To understand why, all you need to do is Google "3.8 million electric vehicles." You're sure to find links to loads of news stories saying that annual global sales of electric vehicles will spike to 3.8 million units by 2020. Virtually all the headlines cite a big increase in sales of electric cars. Some stories call the growth exponential. Many articles say that there will be 4.4 million electric vehicles on the world's roads by 2020.
All the stories use accurate numbers. But before you start believing that 25 or 30 percent of vehicles will be pure electric by 2020, a few other facts need to be considered.
First, pure electric cars are expected to make up fewer than 1 percent of the vehicles sold in the US in 2020. The exact figure is 0.6 percent -- six-tenths of 1 percent. And this figure comes, not from a competing study, but from the very study quoted in all the articles.

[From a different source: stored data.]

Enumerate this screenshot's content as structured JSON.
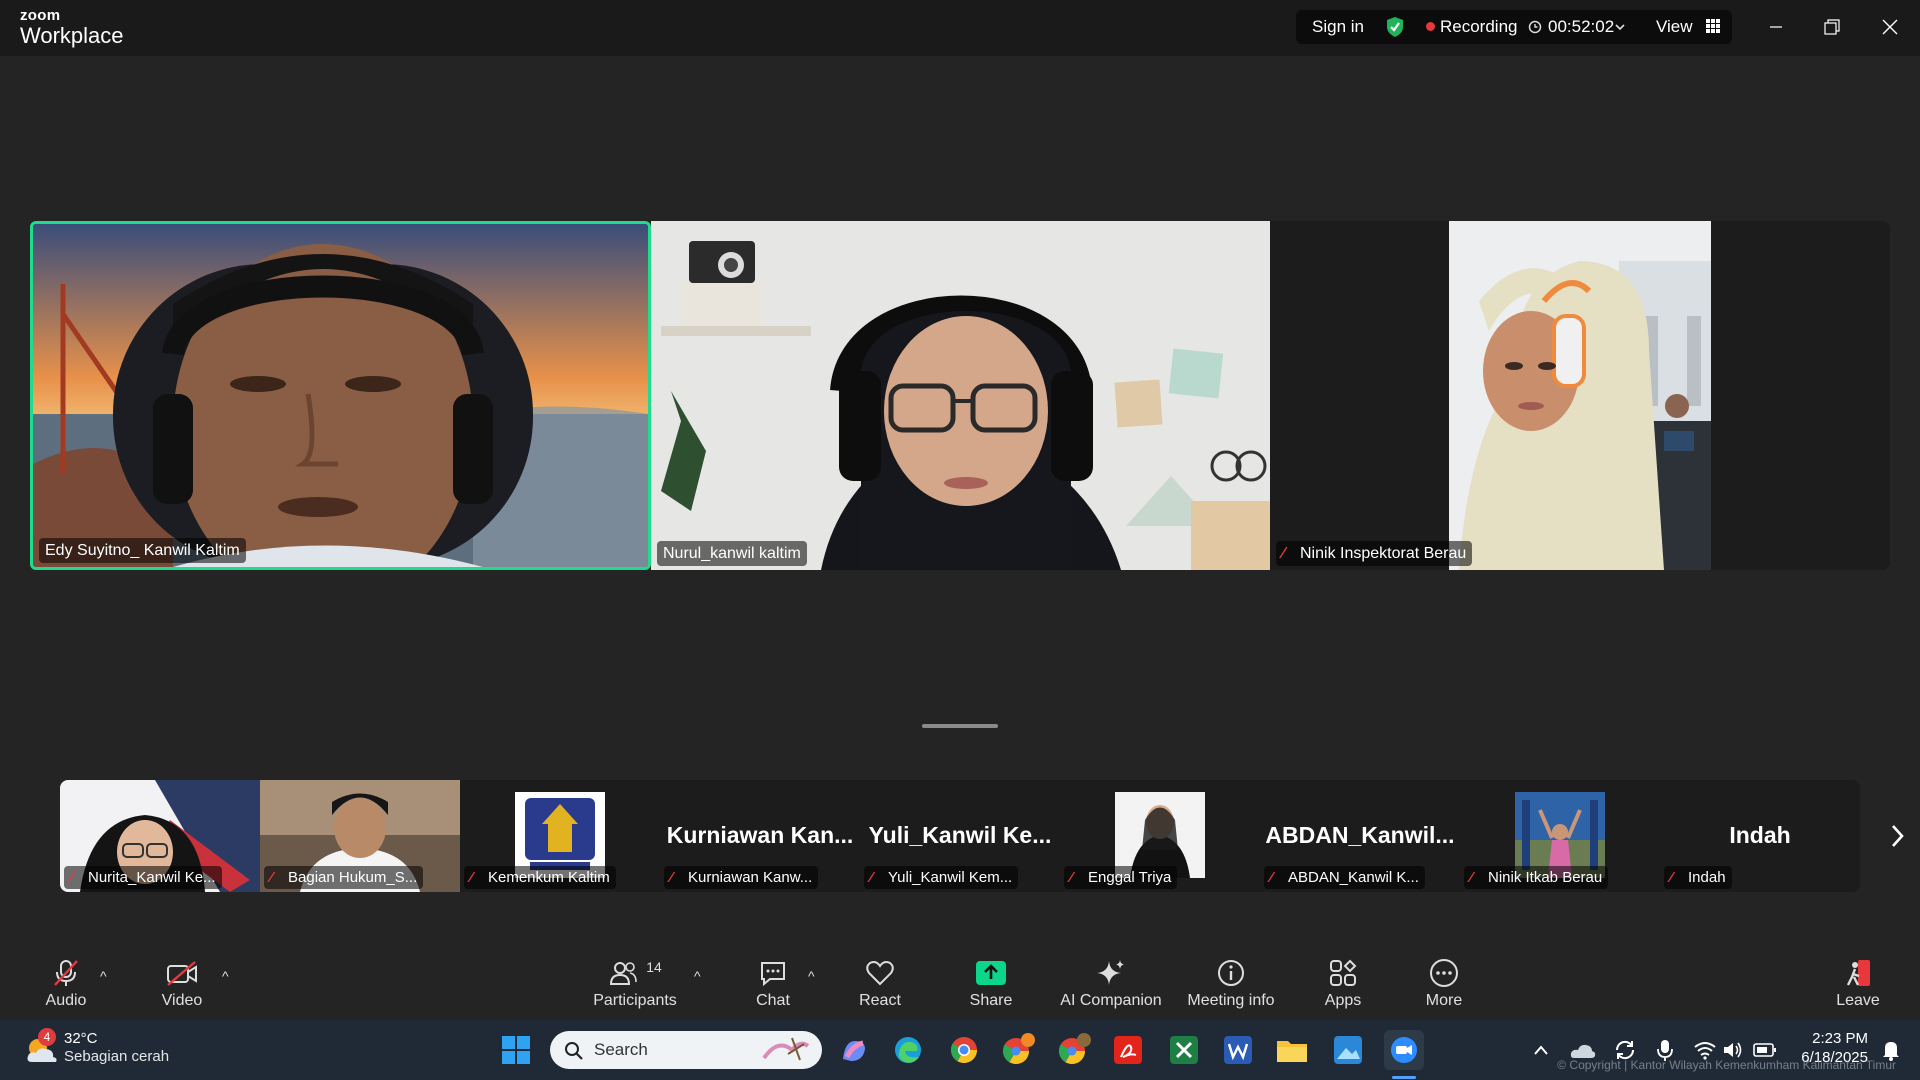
{
  "window": {
    "brand_top": "zoom",
    "brand_bottom": "Workplace",
    "sign_in": "Sign in",
    "recording": "Recording",
    "timer": "00:52:02",
    "view": "View"
  },
  "speakers": [
    {
      "name": "Edy Suyitno_ Kanwil Kaltim",
      "active": true
    },
    {
      "name": "Nurul_kanwil kaltim"
    },
    {
      "name": "Ninik Inspektorat Berau",
      "muted": true
    }
  ],
  "thumbnails": [
    {
      "name": "Nurita_Kanwil Ke...",
      "muted": true
    },
    {
      "name": "Bagian Hukum_S...",
      "muted": true
    },
    {
      "name": "Kemenkum Kaltim",
      "muted": true
    },
    {
      "name": "Kurniawan Kanw...",
      "big": "Kurniawan  Kan...",
      "muted": true
    },
    {
      "name": "Yuli_Kanwil Kem...",
      "big": "Yuli_Kanwil  Ke...",
      "muted": true
    },
    {
      "name": "Enggal Triya",
      "muted": true
    },
    {
      "name": "ABDAN_Kanwil K...",
      "big": "ABDAN_Kanwil...",
      "muted": true
    },
    {
      "name": "Ninik Itkab Berau",
      "muted": true
    },
    {
      "name": "Indah",
      "big": "Indah",
      "muted": true
    }
  ],
  "toolbar": {
    "audio": "Audio",
    "video": "Video",
    "participants": "Participants",
    "participants_count": "14",
    "chat": "Chat",
    "react": "React",
    "share": "Share",
    "ai": "AI Companion",
    "meeting_info": "Meeting info",
    "apps": "Apps",
    "more": "More",
    "leave": "Leave"
  },
  "taskbar": {
    "temp": "32°C",
    "weather": "Sebagian cerah",
    "weather_badge": "4",
    "search": "Search",
    "time": "2:23 PM",
    "date": "6/18/2025",
    "copyright": "© Copyright | Kantor Wilayah Kemenkumham Kalimantan Timur"
  },
  "colors": {
    "active_border": "#1fdc8c",
    "share_green": "#0bd68a",
    "recording_red": "#e8383d",
    "leave_red": "#e8383d"
  }
}
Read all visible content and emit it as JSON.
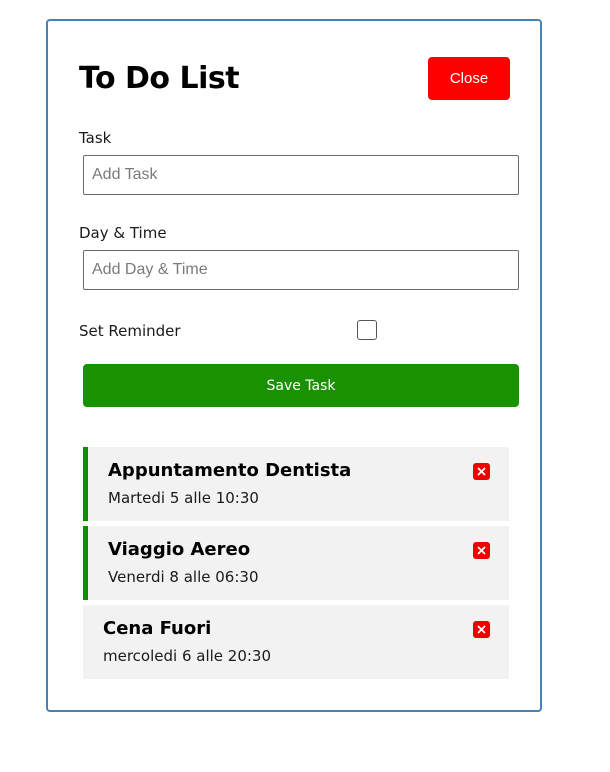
{
  "header": {
    "title": "To Do List",
    "close_label": "Close"
  },
  "form": {
    "task_label": "Task",
    "task_placeholder": "Add Task",
    "task_value": "",
    "datetime_label": "Day & Time",
    "datetime_placeholder": "Add Day & Time",
    "datetime_value": "",
    "reminder_label": "Set Reminder",
    "reminder_checked": false,
    "save_label": "Save Task"
  },
  "tasks": [
    {
      "title": "Appuntamento Dentista",
      "time": "Martedi 5 alle 10:30",
      "reminder": true,
      "delete_icon": "close-icon"
    },
    {
      "title": "Viaggio Aereo",
      "time": "Venerdi 8 alle 06:30",
      "reminder": true,
      "delete_icon": "close-icon"
    },
    {
      "title": "Cena Fuori",
      "time": "mercoledi 6 alle 20:30",
      "reminder": false,
      "delete_icon": "close-icon"
    }
  ],
  "colors": {
    "border": "#4682b4",
    "close_button": "#ff0000",
    "save_button": "#1a9100",
    "reminder_accent": "#118c00",
    "task_background": "#f2f2f2",
    "delete_icon": "#ee0000"
  }
}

That, of course, isn't the impression anyone gets when reviewing the collection of headlines about this important study from Pike Research. The 0.6 percent figure is essentially ignored, and many of the headlines place hybrids, plug-in hybrids, and battery electrics together in a single basket titled "electric vehicles."
Let's look at some other figures from Pike's study. It states that 107,000 battery electric vehicles will be sold annually in the US by 2020. By that time, Pike expects 261,000 plug-in hybrids per year to be sold in the US. In the world of automobile sales -- which could include more than 17 million light-duty vehicles in the US in 2020 -- those numbers are puny.

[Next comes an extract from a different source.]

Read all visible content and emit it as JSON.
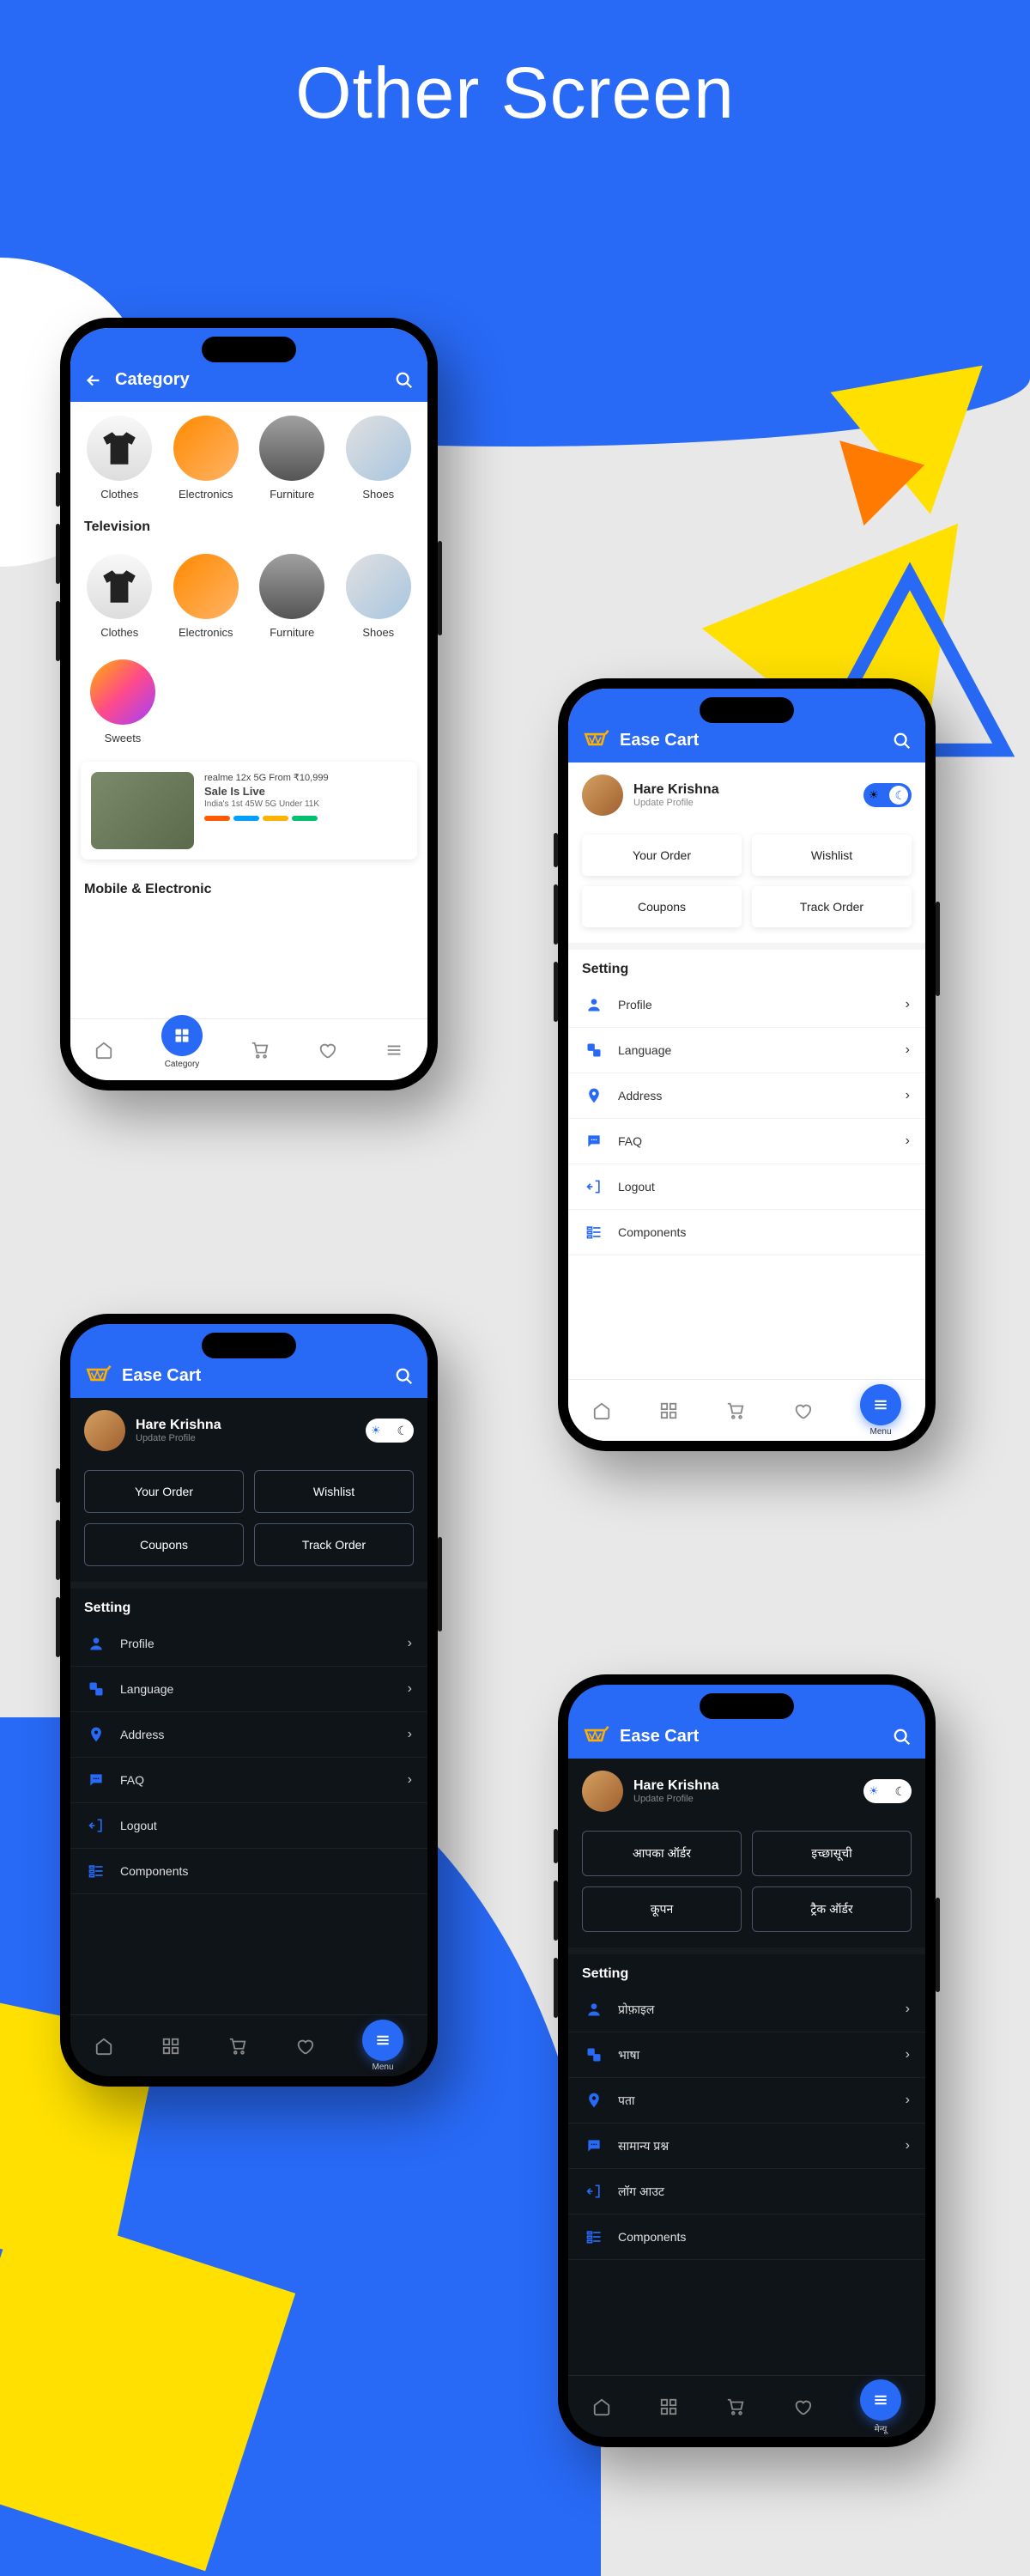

Still, the 3.8 million figure is accurate. It's a global approximation consisting of three components: 977,500 battery cars, 721,000 plug-in hybrids, and 2.05 million conventional hybrids (like the Prius) expected to be sold in 2020. The numbers appear to be relatively large, until you consider that Pike expects 96 million light-duty vehicles to be sold globally that year.
Similarly, the "4.4 million electric cars" figure is accurate but a little confusing when viewed in the absence of the rest of the study. It represents the total accumulation of pure electric cars on the world's roads, including all those purchased in every model year up through 2020. Considering that the total number of cars on earth passed 1 billion in 2011 and is still rising, that electric number is also comparatively small.